CHEYENNE — Lawmakers on the Wyoming House floor spent the better part of Friday, Feb. 23, debating House Bill 166, a measure to create Education Savings Accounts (ESAs) that would send public funds to parents to pay for private schooling, preschool and related education services.
The most contested issues were how to fund the accounts, how large the program should be at startup, whether preschool (pre-kindergarten) should be eligible, and whether the statute should explicitly require private providers to teach the U.S. and Wyoming constitutions and a set of subjects commonly called the “basket of goods.”
The bill sponsor and several supporters said ESAs are a parent-choice policy meant to expand educational options. Opponents repeatedly raised constitutional concerns about using public dollars for private education and urged limits on scope and funding until the program’s administration and likely participation were clearer.
Representative Chastick moved the first amendment (Second Reading Amendment 1) to restore supervisory language and remove a sentence that had been read by some as giving parents a veto over curriculum; that amendment failed on a voice vote. Representative Andrew and other opponents argued the original measures preserve parental choice rather than give a veto power.
A series of funding amendments followed. Representative Walters offered and later reoffered measures to fund startup ESAs by diverting a portion of Federal Mineral Royalty (FMR) flows before they reach the School Foundation Program (SFP) and to reduce initial funding from $40 million to $10 million. Those amendments (Second Reading Amendments 2 and 3) failed on the floor after extended debate about whether education-dedicated funds or the general fund should pay for ESAs and about how many students the appropriation would cover if fully subscribed.
Lawmakers also debated staffing and implementation details for the Department of Education to administer the program. An amendment (Second Reading Amendment 4) proposing to reduce two authorized positions to one and to shift funding sources was divided for votes. Both divisions of the amendment were defeated; the full amendment did not adopt the proposed changes.
Representative Andrew won a change reintroducing a targeted payment tier for families between 350% and 400% of the federal poverty level: Second Reading Amendment 5 was adopted (37 Aye, 23 No). That amendment restores a reduced ESA amount ($1,000 per school year) for that income band.

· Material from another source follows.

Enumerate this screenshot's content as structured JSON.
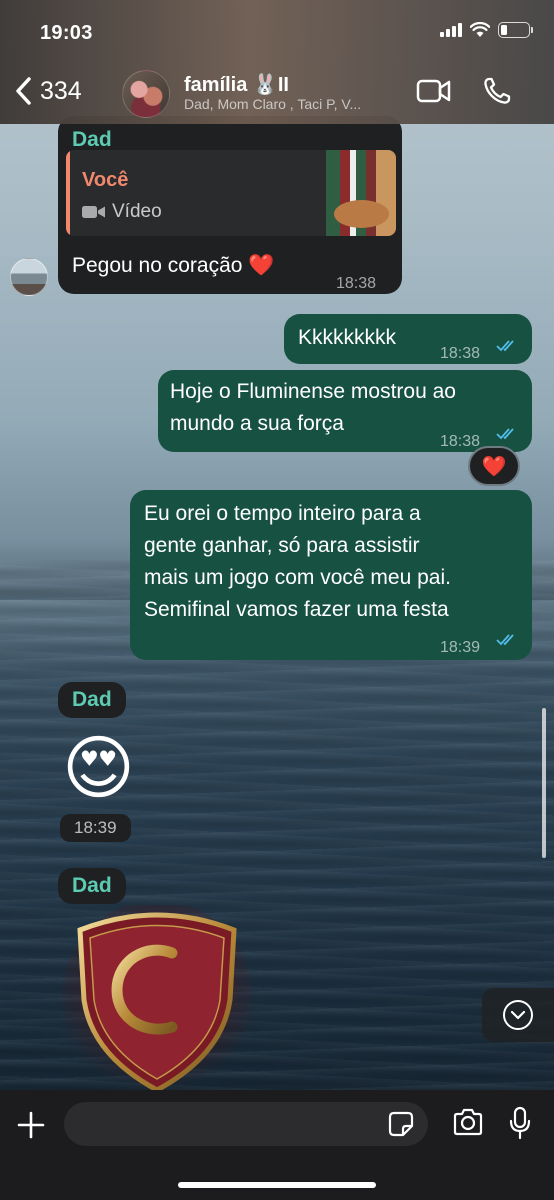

A later amendment (Second Reading Amendment 6) that would have sunset the means-testing and move the program toward universal eligibility after two years was brought up but withdrawn by the sponsor once members noted a drafting flaw that would have left a year of ineligibility. The House then voted on the motion as presented and the amendment failed overwhelmingly (1 Aye, 61 No).
Representative Andrew also offered an amendment (Second Reading Amendment 7) to remove pre-kindergarten from eligible ESA uses; that amendment failed after floor debate. Supporters of leaving pre-K in the bill cited early childhood research and noted earlier committee language intended to define pre-kindergarten for the program and to give the superintendent authority to set standards for providers.
An amendment (Second Reading Amendment 8) to require that ESA-funded instruction include specified subject areas — including physical education, fine and performing arts, health and safety, career and technical education, and explicit instruction in the U.S. and Wyoming constitutions — was debated and failed on division.
After the amendment votes and debate, members ordered House Bill 166 to a third reading. The bill remains on the calendar for further consideration with the changes adopted on second reading reflected in the bill text.
Votes at a glance (selected floor actions from Feb. 23):
- Second Reading Amendment 1 (Representative Chastick) — Failed (voice vote; tally not specified in transcript)
- Second Reading Amendment 2 (Representative Walters; FMR funding; $10M) — Failed (tally not specified)
- Second Reading Amendment 3 (Representative Walters; FMR funding; $40M) — Failed (tally not specified)
- Second Reading Amendment 4 (Representative Walters; reduce positions and change funding) — Divided; Division 1 not adopted; Division 2 not adopted (amendment not adopted)
- Second Reading Amendment 5 (Representative Andrew; restore $1,000 reduced ESA tier for 350–400% FPL) — Adopted (37 Aye, 23 No)
- Second Reading Amendment 6 (Representative Andrew; sunset means-testing to universal after two years) — Failed (1 Aye, 61 No)
- Second Reading Amendment 7 (Representative Andrew; remove pre-kindergarten) — Failed (tally not specified)
- Second Reading Amendment 8 (Representative Newsom; add basket-of-goods subjects & constitutions) — Failed (division vote tally not adopted)
Separate floor business: the House also took a consent vote to pass a set of unrelated bills (see list below); those measures passed the House on Friday and were sent on in the process to the next step. Vote tallies for individual consent bills were recorded in the floor transcript where specified; where the transcript does not provide a bill-specific tally the vote is recorded below as “not specified.”
Votes at a glance — consent list passed by the House on Feb. 23 (outcome: passed): House bills 12, 13, 29, 30, 31, 58, 64, 67, 74, 77, 116, 138, 141, 145, 197 (detailed vote tallies per bill: not specified in the transcript for each bill).